Regulator: Fed should reverse course on bank commodity investments

A top derivatives regulator is reportedly calling on the Federal Reserve to reverse course on allowing investment banks to own metal warehouses and other "real world" pieces of commodity infrastructure.

Bloomberg reported Monday that Bart Chilton, a Democratic member of the Commodity Futures Trading Commission known for tough Wall Street critiques, called on the Fed to reverse its policy.

“I don’t want a bank owning an electric service, or cotton, corn or feedlots,” he will tell a group of cotton growers in California in a prepared speech. “I don’t want banks owning warehouses, whether they have aluminum, gold, silver, or anything else in them.”
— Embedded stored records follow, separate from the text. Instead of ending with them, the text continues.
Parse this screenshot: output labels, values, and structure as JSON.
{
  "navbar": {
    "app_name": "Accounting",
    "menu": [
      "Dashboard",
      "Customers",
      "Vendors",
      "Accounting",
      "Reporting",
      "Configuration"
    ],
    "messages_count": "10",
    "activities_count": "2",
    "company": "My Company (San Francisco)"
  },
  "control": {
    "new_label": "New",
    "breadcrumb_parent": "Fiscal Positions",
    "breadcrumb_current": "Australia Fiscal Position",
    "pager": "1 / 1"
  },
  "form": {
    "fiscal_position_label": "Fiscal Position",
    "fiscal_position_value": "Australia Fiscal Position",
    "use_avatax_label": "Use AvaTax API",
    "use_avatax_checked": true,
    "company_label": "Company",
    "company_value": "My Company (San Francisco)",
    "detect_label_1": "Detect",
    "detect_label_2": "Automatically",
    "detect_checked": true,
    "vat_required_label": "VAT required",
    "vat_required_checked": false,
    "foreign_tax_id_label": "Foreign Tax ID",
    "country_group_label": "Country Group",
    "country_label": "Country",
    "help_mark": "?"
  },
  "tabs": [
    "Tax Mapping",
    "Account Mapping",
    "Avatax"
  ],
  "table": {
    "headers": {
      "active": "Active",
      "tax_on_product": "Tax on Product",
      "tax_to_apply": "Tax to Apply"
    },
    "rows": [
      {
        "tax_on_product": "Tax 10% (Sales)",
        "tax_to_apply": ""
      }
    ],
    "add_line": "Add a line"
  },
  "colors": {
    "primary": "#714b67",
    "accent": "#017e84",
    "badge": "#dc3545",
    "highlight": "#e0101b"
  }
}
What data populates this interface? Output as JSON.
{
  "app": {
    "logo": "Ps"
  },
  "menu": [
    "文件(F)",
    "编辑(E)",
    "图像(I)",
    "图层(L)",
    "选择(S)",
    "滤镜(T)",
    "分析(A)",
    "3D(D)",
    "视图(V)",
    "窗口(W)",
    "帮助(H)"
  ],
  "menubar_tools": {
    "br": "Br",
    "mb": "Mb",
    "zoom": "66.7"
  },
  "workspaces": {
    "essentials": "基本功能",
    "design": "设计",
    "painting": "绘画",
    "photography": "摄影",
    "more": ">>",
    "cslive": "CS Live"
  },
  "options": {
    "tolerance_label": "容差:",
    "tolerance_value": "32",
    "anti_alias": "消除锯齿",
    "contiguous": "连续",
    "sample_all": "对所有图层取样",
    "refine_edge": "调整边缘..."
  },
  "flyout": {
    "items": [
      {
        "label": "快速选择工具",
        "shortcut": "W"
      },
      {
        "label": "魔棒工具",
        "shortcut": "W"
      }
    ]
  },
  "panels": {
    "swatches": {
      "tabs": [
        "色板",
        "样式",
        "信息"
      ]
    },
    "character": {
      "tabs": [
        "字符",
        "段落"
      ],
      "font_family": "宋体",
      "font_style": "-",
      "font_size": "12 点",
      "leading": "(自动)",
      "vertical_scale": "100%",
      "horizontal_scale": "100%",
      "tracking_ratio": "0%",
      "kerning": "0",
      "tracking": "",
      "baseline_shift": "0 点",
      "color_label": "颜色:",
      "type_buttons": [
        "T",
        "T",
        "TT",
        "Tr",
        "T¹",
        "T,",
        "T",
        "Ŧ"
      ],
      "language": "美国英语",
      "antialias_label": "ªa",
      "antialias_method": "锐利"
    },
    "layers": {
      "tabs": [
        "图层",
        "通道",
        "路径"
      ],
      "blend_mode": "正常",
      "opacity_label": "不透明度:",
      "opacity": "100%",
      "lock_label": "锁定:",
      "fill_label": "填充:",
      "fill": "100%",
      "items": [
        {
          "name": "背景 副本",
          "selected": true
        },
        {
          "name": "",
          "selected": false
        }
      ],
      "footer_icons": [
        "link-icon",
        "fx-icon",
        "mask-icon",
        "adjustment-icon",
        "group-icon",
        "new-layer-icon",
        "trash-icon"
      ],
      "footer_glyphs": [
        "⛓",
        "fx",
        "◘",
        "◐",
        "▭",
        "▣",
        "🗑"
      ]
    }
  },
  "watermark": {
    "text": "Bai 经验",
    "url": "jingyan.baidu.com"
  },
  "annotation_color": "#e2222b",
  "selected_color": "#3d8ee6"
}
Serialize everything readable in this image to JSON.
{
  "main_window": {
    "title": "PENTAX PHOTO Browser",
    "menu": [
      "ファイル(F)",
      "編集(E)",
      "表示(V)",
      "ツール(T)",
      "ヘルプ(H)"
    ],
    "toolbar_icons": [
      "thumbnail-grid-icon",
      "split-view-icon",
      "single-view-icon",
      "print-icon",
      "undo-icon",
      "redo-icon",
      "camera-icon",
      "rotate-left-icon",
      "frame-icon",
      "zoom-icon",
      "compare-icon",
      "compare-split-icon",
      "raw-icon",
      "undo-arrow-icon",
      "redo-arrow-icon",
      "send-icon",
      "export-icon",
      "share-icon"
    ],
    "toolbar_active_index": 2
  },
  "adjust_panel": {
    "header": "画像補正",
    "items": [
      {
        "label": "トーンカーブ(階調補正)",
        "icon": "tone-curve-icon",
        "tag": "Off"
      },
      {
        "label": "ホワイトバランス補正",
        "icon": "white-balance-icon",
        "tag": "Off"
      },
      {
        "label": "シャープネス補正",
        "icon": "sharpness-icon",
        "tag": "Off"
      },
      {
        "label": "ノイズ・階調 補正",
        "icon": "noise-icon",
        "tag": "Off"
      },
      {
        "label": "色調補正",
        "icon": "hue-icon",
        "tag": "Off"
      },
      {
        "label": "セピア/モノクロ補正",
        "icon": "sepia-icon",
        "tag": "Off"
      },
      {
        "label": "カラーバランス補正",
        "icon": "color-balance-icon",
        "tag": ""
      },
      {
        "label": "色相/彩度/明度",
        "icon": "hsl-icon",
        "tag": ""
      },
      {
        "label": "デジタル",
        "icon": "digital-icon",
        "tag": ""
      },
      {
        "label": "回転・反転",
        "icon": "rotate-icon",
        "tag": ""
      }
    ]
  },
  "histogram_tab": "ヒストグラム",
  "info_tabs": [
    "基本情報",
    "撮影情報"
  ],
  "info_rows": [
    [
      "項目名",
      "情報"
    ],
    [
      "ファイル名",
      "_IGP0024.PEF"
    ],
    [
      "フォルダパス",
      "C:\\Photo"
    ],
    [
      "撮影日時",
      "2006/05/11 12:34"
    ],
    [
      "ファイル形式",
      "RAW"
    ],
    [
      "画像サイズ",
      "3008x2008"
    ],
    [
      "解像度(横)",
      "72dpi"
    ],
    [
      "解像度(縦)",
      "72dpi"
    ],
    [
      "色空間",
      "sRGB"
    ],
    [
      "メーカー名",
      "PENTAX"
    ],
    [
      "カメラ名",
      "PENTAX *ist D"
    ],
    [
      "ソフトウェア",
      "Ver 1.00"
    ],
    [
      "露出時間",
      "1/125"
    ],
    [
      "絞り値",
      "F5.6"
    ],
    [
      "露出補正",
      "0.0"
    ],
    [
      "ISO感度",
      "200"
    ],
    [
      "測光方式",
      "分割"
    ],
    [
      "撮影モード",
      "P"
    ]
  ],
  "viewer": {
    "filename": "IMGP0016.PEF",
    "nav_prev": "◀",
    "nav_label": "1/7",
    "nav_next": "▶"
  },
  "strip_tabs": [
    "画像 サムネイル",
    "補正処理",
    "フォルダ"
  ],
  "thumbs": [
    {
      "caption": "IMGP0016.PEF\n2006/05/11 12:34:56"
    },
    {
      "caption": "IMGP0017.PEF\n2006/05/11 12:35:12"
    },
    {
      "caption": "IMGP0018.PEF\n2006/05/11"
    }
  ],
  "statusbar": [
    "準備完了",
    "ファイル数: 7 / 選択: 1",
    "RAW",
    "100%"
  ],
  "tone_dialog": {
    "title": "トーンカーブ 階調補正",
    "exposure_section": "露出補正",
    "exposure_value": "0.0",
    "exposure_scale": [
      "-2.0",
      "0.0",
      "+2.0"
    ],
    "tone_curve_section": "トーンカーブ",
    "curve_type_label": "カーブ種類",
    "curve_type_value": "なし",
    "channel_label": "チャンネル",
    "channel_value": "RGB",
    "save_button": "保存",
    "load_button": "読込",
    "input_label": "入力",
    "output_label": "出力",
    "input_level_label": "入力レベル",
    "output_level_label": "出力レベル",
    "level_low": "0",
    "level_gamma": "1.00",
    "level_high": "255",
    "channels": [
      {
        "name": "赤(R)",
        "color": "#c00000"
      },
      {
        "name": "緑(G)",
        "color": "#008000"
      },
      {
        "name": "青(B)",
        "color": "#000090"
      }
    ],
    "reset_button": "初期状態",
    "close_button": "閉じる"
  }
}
Chilton will make his case as scrutiny is ramping up on Capitol Hill about whether investment banks should be permitted to actually own commodities and the infrastructure that enables their use while actively trading in those same commodities in financial markets.


The central bank announced in July it was reviewing its 2003 decision to allow banks to invest in certain commodity activities, and a number of other industries have complained that the financial sector is driving up commodity prices through those investments.

Several Democratic members of the Senate Banking Committee have called on regulators to address the matter, and Senate Agriculture Committee Chairwoman Debbie Stabenow (D-Mich.) has asked CFTC Chairman Gary Gensler to examine whether bankers were manipulating the aluminum market.